Of course, the major difference is the deco on the outside of the blaster. There are at least five paint schemes available in the United States, ranging from Dragon to Game Over to what I assume is the US-exclusive Defense Force. After all, it’s a bit hard to market a blaster with American flag details, a bald eagle, and dog tags in other countries!
I picked the Dragon scheme while I was at Target, simply because it looked really cool with the red scales, flames, and painted spikes. Come to think of it, it’s a Target exclusive, the same store carrying the Nerf Dragonpower blasters…coincidence? Hmmm.
No matter the paint scheme, it’s the same piezoelectric paint process used to apply color to all the plastic on the sides and top of the blaster, and it looks like someone took a high-quality inkjet printer to the shell. In addition, some of the textures on the top rail and the stock give off a carbon fiber feel, adding to the whole experience.
The priming grip is solid, the motion is smooth, and the thumbhole stock is quite comfortable. The stock is also long enough that, for adults at least, it’s reasonable (obviously, for kids and teens it should be great). The top rail is, in fact, Picatinny, should you wish to mount something there.
The Last Stand did quite well in my testing, hitting 78fps on average with the included “Air Pocket Technology” darts. In addition, slam-fire made for an easy four dart per second rate of fire. Accuracy seemed acceptable with the new darts; I swear, I’ll set up a real test for them soon!!!
On the inside, the Last Stand is fairly simple to understand. How Zuru decided to implement some things is worth noting, however.
- Rotation: the actual mechanism sits in front of the cylinder, with two toothed surfaces facing each other. At rest, they don’t interact, and the cylinder can be rotated by hand in either direction for loading, etc. (The cylinder isn’t heavy enough to move on its own due to blaster movement, thankfully) When the priming bar moves back, the surfaces mesh together. A molded groove in that bar then turns the front gear, which turns the cylinder.

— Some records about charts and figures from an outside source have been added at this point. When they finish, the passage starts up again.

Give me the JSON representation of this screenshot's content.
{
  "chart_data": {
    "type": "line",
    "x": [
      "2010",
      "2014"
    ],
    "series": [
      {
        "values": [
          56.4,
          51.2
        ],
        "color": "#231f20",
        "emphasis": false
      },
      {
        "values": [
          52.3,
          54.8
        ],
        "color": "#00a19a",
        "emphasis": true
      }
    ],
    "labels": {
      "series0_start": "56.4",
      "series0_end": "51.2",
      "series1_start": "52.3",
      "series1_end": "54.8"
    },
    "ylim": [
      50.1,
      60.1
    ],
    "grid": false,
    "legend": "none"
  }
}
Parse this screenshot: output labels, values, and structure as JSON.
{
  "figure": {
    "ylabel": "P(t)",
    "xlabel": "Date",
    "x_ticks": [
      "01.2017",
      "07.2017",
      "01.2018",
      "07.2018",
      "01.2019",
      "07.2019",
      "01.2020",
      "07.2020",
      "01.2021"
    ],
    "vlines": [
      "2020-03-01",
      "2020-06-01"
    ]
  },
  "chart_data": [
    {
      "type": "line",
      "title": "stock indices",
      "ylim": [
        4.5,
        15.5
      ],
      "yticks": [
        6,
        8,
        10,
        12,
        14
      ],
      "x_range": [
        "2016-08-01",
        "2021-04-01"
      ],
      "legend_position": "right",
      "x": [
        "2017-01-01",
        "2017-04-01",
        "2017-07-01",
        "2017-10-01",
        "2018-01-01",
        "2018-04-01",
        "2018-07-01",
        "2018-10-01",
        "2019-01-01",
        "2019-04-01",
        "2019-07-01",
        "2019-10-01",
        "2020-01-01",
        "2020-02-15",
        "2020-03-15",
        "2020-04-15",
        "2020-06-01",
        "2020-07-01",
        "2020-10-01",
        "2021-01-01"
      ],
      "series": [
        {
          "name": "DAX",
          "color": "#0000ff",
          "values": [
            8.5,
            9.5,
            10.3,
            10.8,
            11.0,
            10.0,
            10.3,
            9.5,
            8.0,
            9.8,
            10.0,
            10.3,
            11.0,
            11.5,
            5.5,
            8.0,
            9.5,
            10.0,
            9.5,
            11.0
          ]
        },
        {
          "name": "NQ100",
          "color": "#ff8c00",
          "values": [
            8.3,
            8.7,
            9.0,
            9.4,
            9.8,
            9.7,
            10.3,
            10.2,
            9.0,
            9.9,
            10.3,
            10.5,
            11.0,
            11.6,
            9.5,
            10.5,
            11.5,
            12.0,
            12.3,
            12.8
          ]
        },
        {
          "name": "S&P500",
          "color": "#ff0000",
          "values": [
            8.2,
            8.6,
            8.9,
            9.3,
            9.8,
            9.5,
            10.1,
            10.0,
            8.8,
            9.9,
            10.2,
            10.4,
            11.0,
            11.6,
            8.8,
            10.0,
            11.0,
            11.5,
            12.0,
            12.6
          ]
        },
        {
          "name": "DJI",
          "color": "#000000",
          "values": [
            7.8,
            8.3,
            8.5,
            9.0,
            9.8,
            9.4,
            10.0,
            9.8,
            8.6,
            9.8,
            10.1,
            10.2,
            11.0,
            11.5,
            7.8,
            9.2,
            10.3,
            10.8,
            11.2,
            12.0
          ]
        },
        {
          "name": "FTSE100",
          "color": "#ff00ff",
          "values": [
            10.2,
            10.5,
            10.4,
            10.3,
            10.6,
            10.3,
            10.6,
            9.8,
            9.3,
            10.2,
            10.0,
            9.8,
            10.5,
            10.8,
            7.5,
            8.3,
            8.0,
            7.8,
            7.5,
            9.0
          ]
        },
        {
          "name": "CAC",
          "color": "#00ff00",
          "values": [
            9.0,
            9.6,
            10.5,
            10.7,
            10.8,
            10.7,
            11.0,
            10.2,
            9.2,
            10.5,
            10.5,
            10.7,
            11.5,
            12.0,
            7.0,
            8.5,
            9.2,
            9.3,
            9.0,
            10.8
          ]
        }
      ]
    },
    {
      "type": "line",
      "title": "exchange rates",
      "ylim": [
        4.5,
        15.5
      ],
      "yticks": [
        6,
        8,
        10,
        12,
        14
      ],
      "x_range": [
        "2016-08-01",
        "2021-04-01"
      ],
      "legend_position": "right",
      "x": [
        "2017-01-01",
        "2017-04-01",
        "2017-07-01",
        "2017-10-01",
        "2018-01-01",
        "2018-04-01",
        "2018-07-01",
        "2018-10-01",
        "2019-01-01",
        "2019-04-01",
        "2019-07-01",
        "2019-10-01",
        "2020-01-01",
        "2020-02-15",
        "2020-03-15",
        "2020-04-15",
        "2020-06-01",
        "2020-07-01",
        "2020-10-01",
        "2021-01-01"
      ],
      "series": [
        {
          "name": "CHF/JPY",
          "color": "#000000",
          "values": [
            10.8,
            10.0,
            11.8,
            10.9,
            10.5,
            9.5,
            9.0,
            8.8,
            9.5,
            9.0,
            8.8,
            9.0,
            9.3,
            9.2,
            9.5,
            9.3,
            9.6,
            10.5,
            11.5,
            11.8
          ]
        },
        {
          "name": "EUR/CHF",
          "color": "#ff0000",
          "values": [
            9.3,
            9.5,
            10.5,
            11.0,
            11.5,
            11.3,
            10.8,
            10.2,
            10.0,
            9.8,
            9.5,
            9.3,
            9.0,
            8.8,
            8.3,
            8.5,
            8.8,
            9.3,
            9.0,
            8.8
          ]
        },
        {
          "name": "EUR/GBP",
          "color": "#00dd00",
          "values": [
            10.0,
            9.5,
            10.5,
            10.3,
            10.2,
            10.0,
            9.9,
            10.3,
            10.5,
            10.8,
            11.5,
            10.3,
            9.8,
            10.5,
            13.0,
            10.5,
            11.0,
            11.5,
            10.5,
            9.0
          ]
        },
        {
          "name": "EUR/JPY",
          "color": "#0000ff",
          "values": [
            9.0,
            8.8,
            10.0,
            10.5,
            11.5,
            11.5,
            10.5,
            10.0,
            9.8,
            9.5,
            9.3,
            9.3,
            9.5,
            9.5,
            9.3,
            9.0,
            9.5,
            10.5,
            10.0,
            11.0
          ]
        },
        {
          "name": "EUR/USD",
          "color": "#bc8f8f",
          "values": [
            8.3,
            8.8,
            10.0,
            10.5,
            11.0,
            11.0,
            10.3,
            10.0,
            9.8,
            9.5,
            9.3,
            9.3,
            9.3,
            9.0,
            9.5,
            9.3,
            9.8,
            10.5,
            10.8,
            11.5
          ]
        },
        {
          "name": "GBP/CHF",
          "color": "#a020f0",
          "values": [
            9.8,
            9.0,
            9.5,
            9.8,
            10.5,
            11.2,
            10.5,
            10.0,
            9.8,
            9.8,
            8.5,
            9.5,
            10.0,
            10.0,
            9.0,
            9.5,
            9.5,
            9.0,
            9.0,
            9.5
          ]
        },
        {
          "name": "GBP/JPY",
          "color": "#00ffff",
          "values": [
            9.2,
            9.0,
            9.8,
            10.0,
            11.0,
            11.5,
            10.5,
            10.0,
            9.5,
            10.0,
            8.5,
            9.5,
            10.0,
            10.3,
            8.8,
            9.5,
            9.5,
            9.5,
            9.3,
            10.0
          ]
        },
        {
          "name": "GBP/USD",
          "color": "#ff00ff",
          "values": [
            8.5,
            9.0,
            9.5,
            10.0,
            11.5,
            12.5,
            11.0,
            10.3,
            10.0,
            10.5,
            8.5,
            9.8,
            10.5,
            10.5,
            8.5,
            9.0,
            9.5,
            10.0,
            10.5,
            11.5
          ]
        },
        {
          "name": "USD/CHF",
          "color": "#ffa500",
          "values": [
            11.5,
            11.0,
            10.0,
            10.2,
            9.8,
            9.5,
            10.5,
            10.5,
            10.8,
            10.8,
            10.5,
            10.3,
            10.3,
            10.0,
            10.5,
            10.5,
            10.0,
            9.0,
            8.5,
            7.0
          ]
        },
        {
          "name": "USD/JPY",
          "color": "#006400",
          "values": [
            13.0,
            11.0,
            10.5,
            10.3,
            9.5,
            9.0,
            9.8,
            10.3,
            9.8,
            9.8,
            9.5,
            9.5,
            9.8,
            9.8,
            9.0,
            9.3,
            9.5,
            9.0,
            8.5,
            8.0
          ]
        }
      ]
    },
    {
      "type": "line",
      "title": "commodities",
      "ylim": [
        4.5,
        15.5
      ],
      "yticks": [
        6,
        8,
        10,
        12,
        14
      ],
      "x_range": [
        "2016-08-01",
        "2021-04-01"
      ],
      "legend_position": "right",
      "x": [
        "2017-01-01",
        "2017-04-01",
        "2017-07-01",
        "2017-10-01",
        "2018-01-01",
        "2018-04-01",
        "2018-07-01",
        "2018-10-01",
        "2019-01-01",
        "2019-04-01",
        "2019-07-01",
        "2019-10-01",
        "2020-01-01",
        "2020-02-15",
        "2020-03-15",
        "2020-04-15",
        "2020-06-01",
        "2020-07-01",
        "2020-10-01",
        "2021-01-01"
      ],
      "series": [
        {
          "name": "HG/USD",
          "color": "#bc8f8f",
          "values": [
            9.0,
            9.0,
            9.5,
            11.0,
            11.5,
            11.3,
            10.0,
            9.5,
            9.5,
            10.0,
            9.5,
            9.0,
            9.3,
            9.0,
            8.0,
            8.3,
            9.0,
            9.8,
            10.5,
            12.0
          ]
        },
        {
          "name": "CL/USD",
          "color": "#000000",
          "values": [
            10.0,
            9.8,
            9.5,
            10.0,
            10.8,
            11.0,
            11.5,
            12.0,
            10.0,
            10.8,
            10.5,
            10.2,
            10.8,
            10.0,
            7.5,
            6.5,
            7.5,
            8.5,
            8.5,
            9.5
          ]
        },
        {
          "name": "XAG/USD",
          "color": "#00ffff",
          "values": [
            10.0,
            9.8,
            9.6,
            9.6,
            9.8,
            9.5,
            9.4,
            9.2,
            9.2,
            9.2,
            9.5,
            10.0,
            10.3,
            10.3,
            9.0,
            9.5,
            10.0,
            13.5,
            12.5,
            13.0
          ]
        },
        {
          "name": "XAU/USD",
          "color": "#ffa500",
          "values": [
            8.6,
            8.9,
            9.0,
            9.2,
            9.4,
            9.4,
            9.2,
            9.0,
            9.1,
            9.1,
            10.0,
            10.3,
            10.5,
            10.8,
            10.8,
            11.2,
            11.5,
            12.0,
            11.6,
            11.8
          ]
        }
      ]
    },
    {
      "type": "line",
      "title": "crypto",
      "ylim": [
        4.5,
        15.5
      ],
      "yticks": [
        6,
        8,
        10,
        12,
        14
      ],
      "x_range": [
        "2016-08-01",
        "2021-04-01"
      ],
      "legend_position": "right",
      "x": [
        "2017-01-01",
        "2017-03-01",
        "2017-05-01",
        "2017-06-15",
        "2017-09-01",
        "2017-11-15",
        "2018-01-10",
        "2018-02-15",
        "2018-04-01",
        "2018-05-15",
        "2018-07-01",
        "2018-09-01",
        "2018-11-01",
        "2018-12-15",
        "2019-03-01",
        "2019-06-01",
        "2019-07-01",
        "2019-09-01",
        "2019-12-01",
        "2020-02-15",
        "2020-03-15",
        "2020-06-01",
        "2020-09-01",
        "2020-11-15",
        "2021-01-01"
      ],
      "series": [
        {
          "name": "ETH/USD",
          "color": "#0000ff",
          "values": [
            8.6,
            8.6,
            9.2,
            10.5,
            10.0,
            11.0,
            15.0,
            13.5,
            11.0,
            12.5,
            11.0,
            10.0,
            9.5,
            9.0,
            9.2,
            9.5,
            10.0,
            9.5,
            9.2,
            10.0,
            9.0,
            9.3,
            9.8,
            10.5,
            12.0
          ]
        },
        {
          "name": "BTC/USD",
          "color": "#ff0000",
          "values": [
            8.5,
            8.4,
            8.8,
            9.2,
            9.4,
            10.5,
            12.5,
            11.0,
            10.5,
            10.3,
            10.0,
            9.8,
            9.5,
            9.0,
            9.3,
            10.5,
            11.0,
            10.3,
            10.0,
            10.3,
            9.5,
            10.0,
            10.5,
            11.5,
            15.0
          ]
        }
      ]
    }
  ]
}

- At the rear of the prime, a tab above the cylinder moves back, fitting into a groove and locking the cylinder in place. That way, the cylinder stays in place for firing a dart once you return the priming handle and the toothed surfaces separate.
- The main catch sits behind the plunger rod when you open up the shell. A secondary catch is physically on the back of the plunger rod, with a spring beneath it. The priming rod pushes back against that surface. During slam-fire, when the regular catch isn’t in use, the plunger rod moves back until a ridge in the shell depresses the secondary catch. That is what makes the system launch a dart in that situation.
For $20, the Xshot Skins Last Stand offers quite a bit. 14 shots aren’t the most you could get (Villainator takes the cake there), but 14 is both acceptable and more than you’d get from Nerf. The dart velocity is really good, though again not the most you could expect. However, the blaster does have slam-fire. And, perhaps most important of all for this line, it has style. I can’t give the blaster top marks across the board, but when it comes to the overall value, it’s a steal. The fact remains that while Nerf has been the top dog in the market, companies like Zuru have been pushing both innovations and low price points.